In Naples, Enrico Caruso, “the greatest tenor the world has known”, finally enters the museum

A century and a half after his birth, the Italian tenor and opera legend Enrico Caruso is finally celebrated by his hometown of Naples, which is devoting a new museum to him, inaugurated on Wednesday.

Long before Luciano Pavarotti, it was Caruso who represented Italian opera in the vast world, opening the way to music accessible to the greatest number thanks to his prolific recordings at the time of the rise of the gramophone. Born in 1873, the tenor and his international career now have the honor of a small museum located in the Royal Palace of Naples, inaugurated on Wednesday July 19.

He’s the greatest tenor the world has ever known“, assures the curator Laura Valente. “Because beyond his great talent and his extraordinary voice, he invented a new way of singing and expressing himself on stage, in this sense like Maria Callas“, she explains to AFP. During his life, Caruso gave nearly two thousand concerts and made nearly 250 recordings, making him a media star recognized around the world. His tours took him from Saint Petersburg to Mexico City, from Buenos Aires to New York.

He was a tenor of the new century. Above all, he understood that this technology [l’enregistrement audio] would not weaken her voice, but that she would make it known to the whole world. And this is its innovation“, details Laura Valente. The multimedia fund of the Museo Caruso, which includes old recordings, films, posters and photographs, exalts the talent and the sense of marketing of the singer, whose voice has been described as “magical”, oscillating between that of a tenor and that of a baritone.

Admired by kings and loved by the people

If this Neapolitan continues to sing like this, he will be talked about all over the world“, the conductor Arturo Toscanini predicted of the young Caruso after one of the tenor’s first performances at La Scala in Milan. He was right. After a triumphant interpretation of The Elixir of Love in February 1901 at La Scala—which earned him two encores—Caruso began touring the world, drawing crowds worldwide. Admired by kings and loved by the people, Caruso is the first singer to sell a million records. Nearly half of his performances were at the Metropolitan Opera in New York, where he sang for 18 consecutive seasons beginning in 1903. Caruso represents a “positive image of Naples in the world“, told AFP the Minister of Culture, Gennaro Sangiuliano, who attended the inauguration of the museum.

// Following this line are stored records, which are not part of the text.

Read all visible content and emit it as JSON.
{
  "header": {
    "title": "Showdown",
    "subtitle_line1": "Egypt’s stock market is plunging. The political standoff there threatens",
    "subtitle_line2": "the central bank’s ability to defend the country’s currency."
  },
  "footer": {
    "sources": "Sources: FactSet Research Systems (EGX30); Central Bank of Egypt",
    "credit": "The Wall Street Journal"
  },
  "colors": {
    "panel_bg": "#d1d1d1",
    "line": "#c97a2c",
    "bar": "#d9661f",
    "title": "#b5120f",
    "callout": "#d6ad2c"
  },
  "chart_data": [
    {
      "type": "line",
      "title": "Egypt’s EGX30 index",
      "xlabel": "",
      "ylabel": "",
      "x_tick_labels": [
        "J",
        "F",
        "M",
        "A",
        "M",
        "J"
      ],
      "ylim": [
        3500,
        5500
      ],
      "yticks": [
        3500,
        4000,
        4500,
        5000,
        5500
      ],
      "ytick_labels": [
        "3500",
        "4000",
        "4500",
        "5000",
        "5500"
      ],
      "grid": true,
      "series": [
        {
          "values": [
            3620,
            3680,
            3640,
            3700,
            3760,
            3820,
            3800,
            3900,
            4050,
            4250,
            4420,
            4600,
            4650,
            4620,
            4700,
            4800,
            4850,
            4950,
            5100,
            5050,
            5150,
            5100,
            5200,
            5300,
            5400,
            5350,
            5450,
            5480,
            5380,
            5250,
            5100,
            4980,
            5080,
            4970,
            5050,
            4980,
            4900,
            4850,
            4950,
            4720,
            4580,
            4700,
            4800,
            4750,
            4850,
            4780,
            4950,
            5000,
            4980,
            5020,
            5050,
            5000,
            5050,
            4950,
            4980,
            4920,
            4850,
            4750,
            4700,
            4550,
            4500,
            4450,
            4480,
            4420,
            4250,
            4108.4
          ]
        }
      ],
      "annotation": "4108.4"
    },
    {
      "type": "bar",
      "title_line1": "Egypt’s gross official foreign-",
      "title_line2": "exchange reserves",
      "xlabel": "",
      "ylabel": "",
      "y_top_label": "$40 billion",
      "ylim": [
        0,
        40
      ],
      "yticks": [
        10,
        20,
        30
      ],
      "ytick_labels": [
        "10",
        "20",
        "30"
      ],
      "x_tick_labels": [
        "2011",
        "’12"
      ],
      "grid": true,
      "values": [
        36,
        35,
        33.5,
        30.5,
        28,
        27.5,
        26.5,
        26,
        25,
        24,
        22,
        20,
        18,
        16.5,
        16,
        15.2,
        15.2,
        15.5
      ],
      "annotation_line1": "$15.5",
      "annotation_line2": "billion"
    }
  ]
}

Drawing from the archives of opera houses around the world, the Library of Congress and other institutions, the museum presents a small selection of the singer’s costumes, including that of his most famous role, Canio the Clown in Pagliacci. Also featured are excerpts from a silent film Caruso made, his old gramophone, and even watercolors he painted by the seaside. Despite his worldwide success, Caruso maintained a bittersweet relationship with his hometown. A cold reception and poor review following a performance at the Teatro San Carlo in 1901 caused the young singer to swear never to sing in Naples again. He died there in 1921, at the age of 48.